Strong viewability for video advertisements is a metric that's dogged brands for years and is likely to become even more pressing in 2017 as video continues to take over as the go-to content medium on social. YouTube achieving ad completion with 29% of millennials is pretty solid considering other platforms like Snapchat reportedly receive less than 3 seconds spent on average in video ads.
YouTube has recently shown itself to be a strong player when it comes to engagement, with Google, YouTube's parent company, publishing a report in December that suggested mobile YouTube videos beat primetime TV with key audience groups, and that attention paid to YouTube ads is 84% higher than on linear TV.

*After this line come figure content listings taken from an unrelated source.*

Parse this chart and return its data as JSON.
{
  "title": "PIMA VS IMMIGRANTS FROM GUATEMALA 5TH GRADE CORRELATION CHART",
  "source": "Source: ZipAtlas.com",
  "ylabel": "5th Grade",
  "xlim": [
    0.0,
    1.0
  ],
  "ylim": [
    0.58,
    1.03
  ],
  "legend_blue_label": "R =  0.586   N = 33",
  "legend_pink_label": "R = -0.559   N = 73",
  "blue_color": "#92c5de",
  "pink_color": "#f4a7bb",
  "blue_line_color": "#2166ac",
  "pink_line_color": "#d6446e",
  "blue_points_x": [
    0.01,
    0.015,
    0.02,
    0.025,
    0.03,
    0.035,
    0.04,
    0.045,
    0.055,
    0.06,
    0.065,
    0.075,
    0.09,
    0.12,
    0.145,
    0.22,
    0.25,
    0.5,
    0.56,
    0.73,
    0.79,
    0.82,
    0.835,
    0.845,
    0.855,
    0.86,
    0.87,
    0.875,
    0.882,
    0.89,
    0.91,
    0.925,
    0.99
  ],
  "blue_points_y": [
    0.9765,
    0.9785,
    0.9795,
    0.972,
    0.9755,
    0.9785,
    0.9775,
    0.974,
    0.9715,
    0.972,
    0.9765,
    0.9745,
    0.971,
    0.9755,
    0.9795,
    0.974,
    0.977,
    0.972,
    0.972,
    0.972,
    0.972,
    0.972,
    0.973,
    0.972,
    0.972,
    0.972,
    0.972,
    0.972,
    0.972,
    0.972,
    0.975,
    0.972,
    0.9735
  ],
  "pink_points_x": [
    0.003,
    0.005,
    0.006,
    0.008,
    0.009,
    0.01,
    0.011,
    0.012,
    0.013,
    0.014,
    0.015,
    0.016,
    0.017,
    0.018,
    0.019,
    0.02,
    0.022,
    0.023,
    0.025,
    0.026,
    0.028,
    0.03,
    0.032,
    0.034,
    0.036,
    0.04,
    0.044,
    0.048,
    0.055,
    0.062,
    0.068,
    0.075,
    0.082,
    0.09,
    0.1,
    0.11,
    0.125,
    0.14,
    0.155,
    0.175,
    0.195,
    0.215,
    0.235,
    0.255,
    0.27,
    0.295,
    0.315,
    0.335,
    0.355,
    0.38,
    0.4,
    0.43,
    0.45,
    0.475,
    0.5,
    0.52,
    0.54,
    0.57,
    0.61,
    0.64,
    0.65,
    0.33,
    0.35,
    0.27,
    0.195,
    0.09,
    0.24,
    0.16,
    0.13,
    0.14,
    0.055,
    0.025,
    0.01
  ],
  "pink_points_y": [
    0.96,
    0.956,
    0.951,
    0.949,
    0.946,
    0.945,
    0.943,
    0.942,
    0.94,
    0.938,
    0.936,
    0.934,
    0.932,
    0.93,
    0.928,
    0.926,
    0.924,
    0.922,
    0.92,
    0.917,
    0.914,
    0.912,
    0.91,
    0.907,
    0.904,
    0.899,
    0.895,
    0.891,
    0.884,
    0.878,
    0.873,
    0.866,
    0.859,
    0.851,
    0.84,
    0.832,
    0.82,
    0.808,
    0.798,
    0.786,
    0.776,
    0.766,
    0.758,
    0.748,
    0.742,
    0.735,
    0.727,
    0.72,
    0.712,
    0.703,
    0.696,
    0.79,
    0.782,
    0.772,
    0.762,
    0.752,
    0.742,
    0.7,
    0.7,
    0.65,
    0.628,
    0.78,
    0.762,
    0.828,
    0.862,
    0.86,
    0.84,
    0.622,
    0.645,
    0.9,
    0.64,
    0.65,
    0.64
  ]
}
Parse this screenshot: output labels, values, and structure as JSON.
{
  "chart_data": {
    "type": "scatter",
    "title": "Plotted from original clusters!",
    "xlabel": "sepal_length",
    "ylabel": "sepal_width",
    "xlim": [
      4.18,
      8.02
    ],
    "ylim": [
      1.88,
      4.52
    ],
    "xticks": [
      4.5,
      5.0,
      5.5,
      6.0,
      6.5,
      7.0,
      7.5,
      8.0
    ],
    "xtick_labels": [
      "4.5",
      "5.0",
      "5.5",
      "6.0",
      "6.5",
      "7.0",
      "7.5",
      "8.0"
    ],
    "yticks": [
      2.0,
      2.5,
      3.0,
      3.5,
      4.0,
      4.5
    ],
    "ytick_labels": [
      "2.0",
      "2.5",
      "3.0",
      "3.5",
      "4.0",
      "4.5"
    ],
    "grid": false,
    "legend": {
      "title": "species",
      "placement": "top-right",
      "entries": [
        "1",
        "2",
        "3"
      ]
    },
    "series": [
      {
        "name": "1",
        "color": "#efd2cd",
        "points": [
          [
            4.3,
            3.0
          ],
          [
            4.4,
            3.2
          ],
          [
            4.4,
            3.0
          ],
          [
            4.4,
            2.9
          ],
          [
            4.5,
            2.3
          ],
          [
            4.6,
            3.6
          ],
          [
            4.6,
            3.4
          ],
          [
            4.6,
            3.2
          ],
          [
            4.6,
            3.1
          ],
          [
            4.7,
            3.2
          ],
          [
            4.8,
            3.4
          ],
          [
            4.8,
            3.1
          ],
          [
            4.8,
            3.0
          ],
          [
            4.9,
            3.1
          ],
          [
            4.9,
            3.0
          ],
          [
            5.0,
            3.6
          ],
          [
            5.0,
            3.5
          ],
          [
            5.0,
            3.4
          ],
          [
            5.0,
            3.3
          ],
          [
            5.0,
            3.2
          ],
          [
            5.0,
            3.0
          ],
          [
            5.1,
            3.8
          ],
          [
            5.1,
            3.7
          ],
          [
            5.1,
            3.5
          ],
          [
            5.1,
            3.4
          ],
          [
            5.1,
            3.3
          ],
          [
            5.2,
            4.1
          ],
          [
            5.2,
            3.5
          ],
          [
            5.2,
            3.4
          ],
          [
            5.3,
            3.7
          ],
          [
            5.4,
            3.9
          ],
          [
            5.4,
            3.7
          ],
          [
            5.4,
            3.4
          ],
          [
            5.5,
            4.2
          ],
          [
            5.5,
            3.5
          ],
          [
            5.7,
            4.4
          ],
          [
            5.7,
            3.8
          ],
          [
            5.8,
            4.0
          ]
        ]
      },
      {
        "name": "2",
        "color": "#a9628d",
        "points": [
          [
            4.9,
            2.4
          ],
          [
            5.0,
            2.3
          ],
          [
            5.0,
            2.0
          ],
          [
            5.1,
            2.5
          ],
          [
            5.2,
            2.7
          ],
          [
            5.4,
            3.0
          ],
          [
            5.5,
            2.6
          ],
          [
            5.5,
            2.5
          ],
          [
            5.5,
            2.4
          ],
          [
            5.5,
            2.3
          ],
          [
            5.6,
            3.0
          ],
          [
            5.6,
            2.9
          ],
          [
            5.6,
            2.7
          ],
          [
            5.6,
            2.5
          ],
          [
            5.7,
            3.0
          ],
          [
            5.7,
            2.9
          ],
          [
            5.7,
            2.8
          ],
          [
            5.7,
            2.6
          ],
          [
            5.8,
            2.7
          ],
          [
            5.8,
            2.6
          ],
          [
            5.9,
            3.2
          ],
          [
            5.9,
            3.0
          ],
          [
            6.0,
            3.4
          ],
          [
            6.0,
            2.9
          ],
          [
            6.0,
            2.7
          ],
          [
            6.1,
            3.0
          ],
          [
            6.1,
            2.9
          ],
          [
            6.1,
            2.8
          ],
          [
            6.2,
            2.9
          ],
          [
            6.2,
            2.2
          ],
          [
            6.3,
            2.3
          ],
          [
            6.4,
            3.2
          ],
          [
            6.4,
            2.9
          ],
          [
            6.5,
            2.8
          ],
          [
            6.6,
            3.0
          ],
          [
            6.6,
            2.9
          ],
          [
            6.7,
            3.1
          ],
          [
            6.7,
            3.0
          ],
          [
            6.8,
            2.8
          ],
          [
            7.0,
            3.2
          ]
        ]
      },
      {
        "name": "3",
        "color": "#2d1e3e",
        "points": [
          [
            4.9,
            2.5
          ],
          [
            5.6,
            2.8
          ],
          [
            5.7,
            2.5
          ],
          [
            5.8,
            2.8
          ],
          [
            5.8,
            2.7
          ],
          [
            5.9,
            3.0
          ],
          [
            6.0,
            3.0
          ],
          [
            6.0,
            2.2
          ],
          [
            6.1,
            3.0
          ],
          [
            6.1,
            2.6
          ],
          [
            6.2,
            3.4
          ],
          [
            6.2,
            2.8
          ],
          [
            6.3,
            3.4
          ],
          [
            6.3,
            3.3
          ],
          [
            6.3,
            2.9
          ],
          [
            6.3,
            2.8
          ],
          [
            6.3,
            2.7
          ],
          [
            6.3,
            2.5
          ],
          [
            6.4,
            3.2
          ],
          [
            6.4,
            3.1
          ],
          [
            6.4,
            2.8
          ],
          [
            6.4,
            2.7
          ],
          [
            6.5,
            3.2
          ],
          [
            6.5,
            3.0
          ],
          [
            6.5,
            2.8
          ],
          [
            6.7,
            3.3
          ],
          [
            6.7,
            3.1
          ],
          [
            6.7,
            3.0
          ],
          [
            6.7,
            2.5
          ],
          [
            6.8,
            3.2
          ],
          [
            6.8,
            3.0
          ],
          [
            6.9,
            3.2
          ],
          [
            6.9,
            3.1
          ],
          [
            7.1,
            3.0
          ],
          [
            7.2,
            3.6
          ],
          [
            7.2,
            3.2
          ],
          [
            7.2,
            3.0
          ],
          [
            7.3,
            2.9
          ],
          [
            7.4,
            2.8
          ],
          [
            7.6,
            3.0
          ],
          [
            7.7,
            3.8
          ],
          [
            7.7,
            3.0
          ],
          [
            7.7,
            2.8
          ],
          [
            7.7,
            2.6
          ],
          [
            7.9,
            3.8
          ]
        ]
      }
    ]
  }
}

The LaunchLeap research also found that just 11% of U.S. millennials were ad blocking on YouTube — news that might give marketers and ad tech firms some solace, as it's relatively low, though the figure is disputed by other research. Last July, Anatomy Media found that 63% of U.S. millennials had adopted ad block software and other research by the Reuters Institute found 44% of U.S. internet users between 18 and 24 used ad block tech, as well as 29% of 25 to 34-year-olds, per eMarketer.
Whatever the actual rate of millennial use of ad blockers, the LaunchLeap survey results show marketers that YouTube should be a key part of video ad strategy for most brands looking to connect with younger audiences. Given the rate of ad skipping, marketers might also want to front-load key ad content into the first few seconds when the ads are actually being viewed.